Level 2: Workflow literacy
People using AI in a specific workflow need to understand the permitted tool, permitted data, review standard, escalation path, and documentation requirement for that workflow.
Level 3: Decision literacy
Managers and accountable owners need to understand when an AI use case affects rights, obligations, safety, finance, employment, health, reputation, or customer trust. They need to know when the answer is not "train harder" but "change the workflow" or "do not deploy yet".
Level 4: Governance literacy
Leaders, risk teams, compliance teams, product owners, and AI champions need to understand the governance system: inventory, risk classification, vendor review, human oversight, monitoring, incident handling, and periodic review.

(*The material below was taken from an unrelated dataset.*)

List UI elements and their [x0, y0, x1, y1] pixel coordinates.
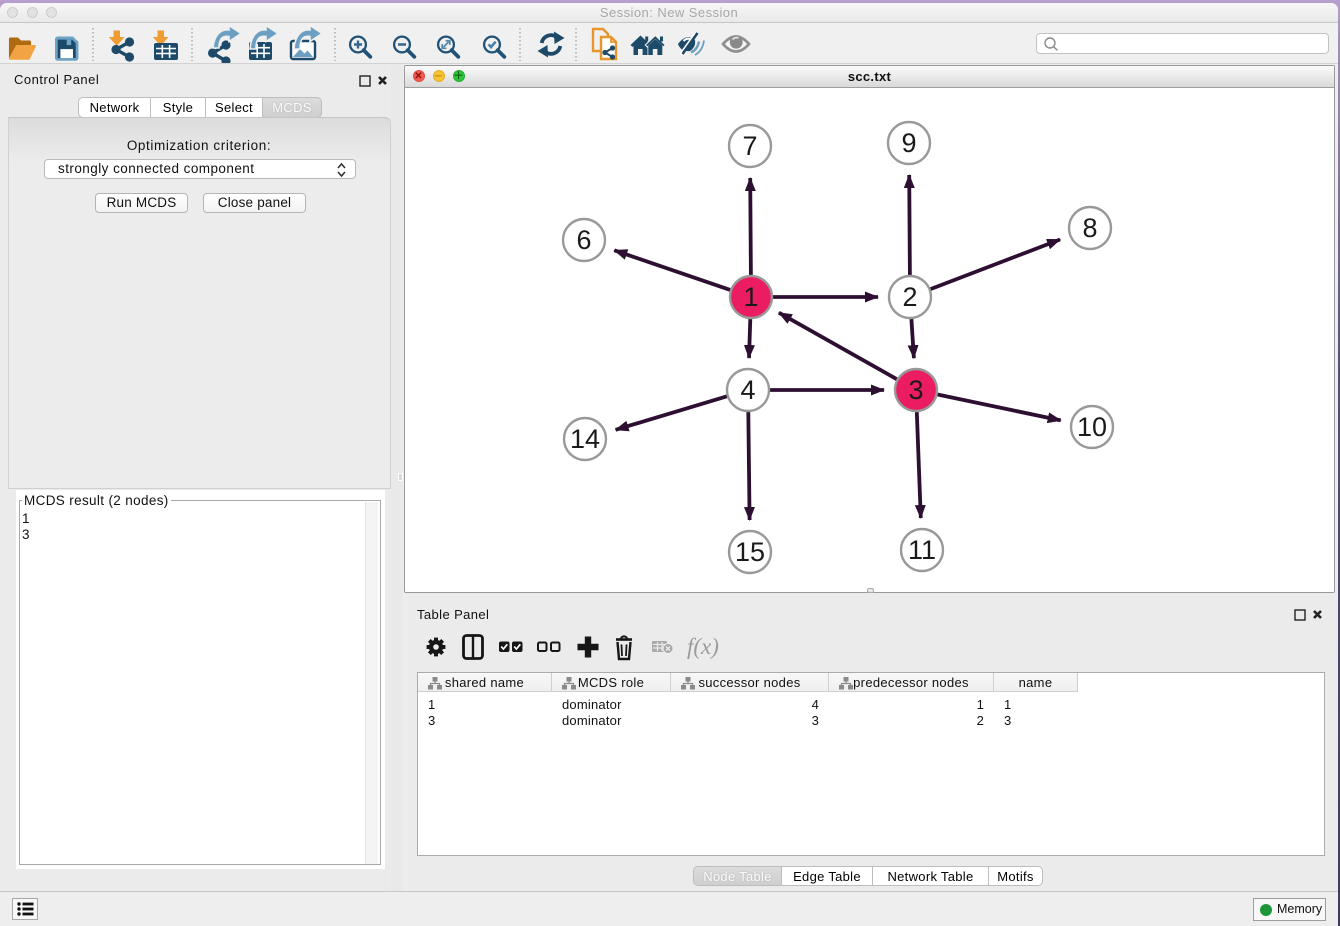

AI literacy programme starter checklist
0/0The training evidence problem
Article 4 does not prescribe a single training format. That flexibility is useful, but it means organisations need evidence of reasonable measures.
Evidence can include:
- role-based training matrix;
- training materials;
- attendance records;
- tool-specific guidance;
- workflow playbooks;
- AI policy acknowledgements;
- refresh cycles;
- escalation examples;
- records of updates after incidents or tool changes.
This is where ISO/IEC 42001 becomes useful. It frames AI governance as a management system: not a one-time project, but a maintained set of policies, processes, responsibilities, evidence, and improvement loops.
What to do next
Start with three groups: everyone, frequent users, and accountable owners. Define what each group must know, which tools they use, which data they handle, and what evidence you will keep. A small, role-based programme is better than a large generic session that nobody can apply.